Conseil d’Etat: une liste à trois pour battre la droite au 2e tour !

L’Assemblée cantonale de A Gauche toute! (POP & Gauche en mouvement et solidaritéS) s’est tenue à Lausanne ce 12 mars 2007. Elle a choisi de participer à une liste commune avec le PS et les Verts au second tour des élections pour le Conseil d’Etat vaudois afin d’opposer à l’offensive néolibérale une majorité de gauche et écologiste au gouvernement. En ce sens, à la quasi-unanimité, A Gauche toute! (AGT) a décidé de présenter au deuxième tour son candidat Josef Zisyadis avec la candidate socialiste Anne- Catherine Lyon et le candidat Vert François Marthaler.

A la majorité de 62 voix contre 24 et quelques abstentions, l’assemblée a également décidé de signer le projet de mesures prioritaires pour le programme de législature 2007 – 2012. Ce projet avait déjà été accepté à la fin 2006 par les congrès des Verts et du PS. La minorité, représentée essentiellement par solidaritéS, était partisane de ne pas le signer et de présenter Josef Zisyadis sur la base du programme d’A Gauche toute!, considérant que seul ce programme permettait de s’opposer à la politique néolibérale menée par le gouvernement en place lors des dernières législatures.
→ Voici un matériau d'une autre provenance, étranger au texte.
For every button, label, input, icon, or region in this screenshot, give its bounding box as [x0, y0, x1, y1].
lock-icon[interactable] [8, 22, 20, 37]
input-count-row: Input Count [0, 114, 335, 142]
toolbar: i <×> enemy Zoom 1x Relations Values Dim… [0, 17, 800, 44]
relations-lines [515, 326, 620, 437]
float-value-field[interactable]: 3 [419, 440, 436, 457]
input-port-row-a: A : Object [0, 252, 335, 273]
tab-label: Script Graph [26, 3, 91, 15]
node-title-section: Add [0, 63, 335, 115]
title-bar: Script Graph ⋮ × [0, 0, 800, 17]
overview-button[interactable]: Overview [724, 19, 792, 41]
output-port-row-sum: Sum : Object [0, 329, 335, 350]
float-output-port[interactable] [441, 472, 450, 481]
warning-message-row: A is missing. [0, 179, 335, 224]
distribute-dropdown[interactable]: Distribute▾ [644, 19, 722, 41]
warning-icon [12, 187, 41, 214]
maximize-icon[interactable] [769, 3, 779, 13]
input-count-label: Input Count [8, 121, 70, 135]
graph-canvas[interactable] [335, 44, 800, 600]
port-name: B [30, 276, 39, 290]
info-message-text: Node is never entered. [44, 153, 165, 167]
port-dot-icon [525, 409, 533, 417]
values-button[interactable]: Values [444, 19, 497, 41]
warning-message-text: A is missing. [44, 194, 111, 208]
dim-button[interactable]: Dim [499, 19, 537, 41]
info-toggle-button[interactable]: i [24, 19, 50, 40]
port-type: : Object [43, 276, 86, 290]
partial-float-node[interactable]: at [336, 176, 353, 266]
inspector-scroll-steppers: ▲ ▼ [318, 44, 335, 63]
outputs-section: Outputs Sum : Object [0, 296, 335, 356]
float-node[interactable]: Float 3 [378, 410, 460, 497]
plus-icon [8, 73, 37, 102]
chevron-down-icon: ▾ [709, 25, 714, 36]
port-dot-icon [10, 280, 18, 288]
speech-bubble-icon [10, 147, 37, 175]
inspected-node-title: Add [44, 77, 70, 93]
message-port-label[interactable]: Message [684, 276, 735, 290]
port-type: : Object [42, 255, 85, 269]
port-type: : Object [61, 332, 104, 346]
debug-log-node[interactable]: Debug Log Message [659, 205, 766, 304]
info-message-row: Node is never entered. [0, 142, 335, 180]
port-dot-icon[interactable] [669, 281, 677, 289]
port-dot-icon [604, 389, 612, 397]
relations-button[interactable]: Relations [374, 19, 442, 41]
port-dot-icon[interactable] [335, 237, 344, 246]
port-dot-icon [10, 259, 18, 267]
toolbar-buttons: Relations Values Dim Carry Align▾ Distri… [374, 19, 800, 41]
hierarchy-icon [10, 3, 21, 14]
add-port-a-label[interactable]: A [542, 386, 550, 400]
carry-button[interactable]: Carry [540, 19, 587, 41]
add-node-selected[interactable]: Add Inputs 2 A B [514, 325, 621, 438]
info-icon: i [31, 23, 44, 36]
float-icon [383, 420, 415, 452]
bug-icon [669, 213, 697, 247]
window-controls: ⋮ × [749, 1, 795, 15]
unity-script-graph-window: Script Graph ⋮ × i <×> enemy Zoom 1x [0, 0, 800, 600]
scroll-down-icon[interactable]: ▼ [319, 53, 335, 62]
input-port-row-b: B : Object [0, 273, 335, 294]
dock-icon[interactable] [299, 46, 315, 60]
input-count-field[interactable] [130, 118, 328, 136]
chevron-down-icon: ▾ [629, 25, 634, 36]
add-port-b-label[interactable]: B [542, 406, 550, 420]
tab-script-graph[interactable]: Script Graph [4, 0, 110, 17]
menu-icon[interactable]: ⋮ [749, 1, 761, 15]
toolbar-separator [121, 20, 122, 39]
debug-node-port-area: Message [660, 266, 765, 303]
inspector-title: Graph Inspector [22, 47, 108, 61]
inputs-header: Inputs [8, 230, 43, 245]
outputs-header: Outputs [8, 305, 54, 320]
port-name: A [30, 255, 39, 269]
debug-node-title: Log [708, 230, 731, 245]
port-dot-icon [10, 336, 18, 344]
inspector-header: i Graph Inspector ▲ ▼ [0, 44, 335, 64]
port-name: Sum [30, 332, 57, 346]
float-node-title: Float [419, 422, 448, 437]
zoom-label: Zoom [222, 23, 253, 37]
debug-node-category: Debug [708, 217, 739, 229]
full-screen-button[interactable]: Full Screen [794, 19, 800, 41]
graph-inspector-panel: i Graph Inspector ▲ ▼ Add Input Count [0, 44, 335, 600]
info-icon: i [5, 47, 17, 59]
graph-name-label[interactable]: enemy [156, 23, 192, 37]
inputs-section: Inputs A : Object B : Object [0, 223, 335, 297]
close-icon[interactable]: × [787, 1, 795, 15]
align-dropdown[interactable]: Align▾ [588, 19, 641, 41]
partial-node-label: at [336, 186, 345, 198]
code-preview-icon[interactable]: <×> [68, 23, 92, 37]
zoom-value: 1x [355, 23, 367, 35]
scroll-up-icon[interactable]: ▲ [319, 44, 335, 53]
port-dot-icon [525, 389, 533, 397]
AGT mènera sa campagne au second tour pour une gauche 100% à gauche, qui refuse d’inscrire ses propositions dans le cadre des politiques d’austérité et des caisses vides, qui se bat contre les licenciements, qui lutte contre les inégalités sociales et les discriminations, qui s’oppose fermement à la remise en cause des services publics. Bref, une vraie gauche de gauche!